Avrupa Birliği Fonlarının Türkiye’deki Vakıflara Aktarılması: Eleştirilerin Odağındaki Gerçekler

Bilal Erdoğan’ın yönetiminde olduğu Türkiye Gençlik Vakfı (TÜGVA) ve Dünya Etnospor Konfederasyonu, Avrupa Birliği’nden aldığı hibelerle dikkat çekiyor. Ulusal Ajans verilerine göre, TÜGVA’ya 711.212 avro, Dünya Etnospor Konfederasyonu’na ise 272.237 avro fon aktarıldı. Bu fonların gençlik projeleri ve spor faaliyetlerinde kullanılmak üzere tahsis edildiği belirtiliyor. Ancak, bu fonların gerçekten belirtilen amaçlar doğrultusunda kullanılıp kullanılmadığı konusunda ciddi soru işaretleri var.

Fonlardan faydalanan bir diğer önemli kuruluş, Türkiye Gençlik ve Eğitime Hizmet Vakfı (TÜRGEV) oldu. Yönetiminde Fahrettin Altun’un eşi Fatmanur Altun’un bulunduğu TÜRGEV, Avrupa Birliği’nden hibe alan bir başka vakıf olarak öne çıkıyor. Ancak, bu fonların hangi projelerde ve nasıl kullanıldığı konusunda net bir bilgi bulunmuyor. Bu durum, TÜRGEV gibi kuruluşların şeffaflık ilkesine ne kadar uyduğunu sorgulayan eleştirilerin artmasına neden oluyor.

İHH, Diyanet Vakfı ve SETA gibi kuruluşlar da AB fonlarından yararlanan diğer vakıflar arasında yer alıyor. Bu kuruluşların aldıkları fonlar, eğitim, kültür ve sosyal projelerde kullanıldığı belirtiliyor. Ancak, fonların hangi spesifik projelerde kullanıldığı ve bu projelerin topluma ne tür katkılar sağladığı konusunda kamuoyuna yeterince bilgi sunulmadığı eleştiriliyor.

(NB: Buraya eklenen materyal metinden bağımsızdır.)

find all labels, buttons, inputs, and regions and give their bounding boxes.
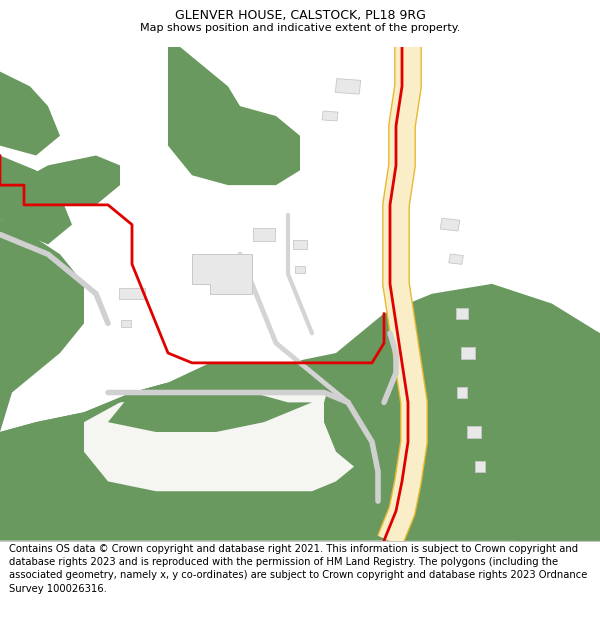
FancyBboxPatch shape bbox=[449, 254, 463, 264]
Polygon shape bbox=[168, 47, 300, 185]
FancyBboxPatch shape bbox=[467, 426, 481, 438]
Polygon shape bbox=[516, 372, 576, 442]
Polygon shape bbox=[516, 314, 570, 368]
Text: GLENVER HOUSE, CALSTOCK, PL18 9RG: GLENVER HOUSE, CALSTOCK, PL18 9RG bbox=[175, 9, 425, 22]
Polygon shape bbox=[192, 254, 252, 294]
Polygon shape bbox=[0, 284, 600, 541]
FancyBboxPatch shape bbox=[293, 240, 307, 249]
FancyBboxPatch shape bbox=[457, 387, 467, 398]
Polygon shape bbox=[0, 219, 84, 432]
FancyBboxPatch shape bbox=[119, 288, 145, 299]
Polygon shape bbox=[108, 382, 312, 432]
Polygon shape bbox=[0, 382, 168, 541]
FancyBboxPatch shape bbox=[322, 111, 338, 121]
FancyBboxPatch shape bbox=[440, 218, 460, 231]
FancyBboxPatch shape bbox=[121, 320, 131, 327]
FancyBboxPatch shape bbox=[475, 461, 485, 472]
Polygon shape bbox=[84, 392, 372, 491]
FancyBboxPatch shape bbox=[461, 347, 475, 359]
FancyBboxPatch shape bbox=[253, 228, 275, 241]
FancyBboxPatch shape bbox=[335, 79, 361, 94]
FancyBboxPatch shape bbox=[295, 266, 305, 272]
Polygon shape bbox=[12, 156, 120, 205]
FancyBboxPatch shape bbox=[456, 308, 468, 319]
Polygon shape bbox=[0, 71, 60, 156]
Polygon shape bbox=[324, 314, 600, 541]
Polygon shape bbox=[0, 156, 72, 244]
Polygon shape bbox=[516, 471, 600, 541]
Text: Map shows position and indicative extent of the property.: Map shows position and indicative extent… bbox=[140, 22, 460, 32]
Text: Contains OS data © Crown copyright and database right 2021. This information is : Contains OS data © Crown copyright and d… bbox=[9, 544, 587, 594]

Eleştiri ve Çelişkiler: Fonlara Ulaşımda Adalet?

Bağımsız Medya organlarını ve gazetecileri “foncu” olarak nitelendirip hedef gösteren bazı çevrelerin, aynı zamanda AB fonlarından milyonlarca lira hibe alan vakıfları desteklemesi, bu konuda ciddi bir çelişki doğuruyor.

Özellikle TÜGVA, TÜRGEV ve İHH gibi vakıfların milyonlarca avroluk fonları almasına rağmen, bu fonların nerede ve ne amaçla kullanıldığına dair kamuoyuna yeterince bilgi verilmemesi, eleştirilerin odağında yer alıyor. Bu fonların şeffaf bir şekilde değerlendirilip değerlendirilmediği ve topluma ne tür somut faydalar sağladığı konusunda kamuoyunun daha fazla bilgilendirilmesi gerektiği düşünülüyor. Zira, AB fonlarının kullanımının, belirli gruplar ya da bireylerin çıkarları doğrultusunda mı, yoksa gerçekten toplumsal faydaya mı hizmet ettiği hala cevaplanmayı bekleyen önemli sorular arasında yer alıyor.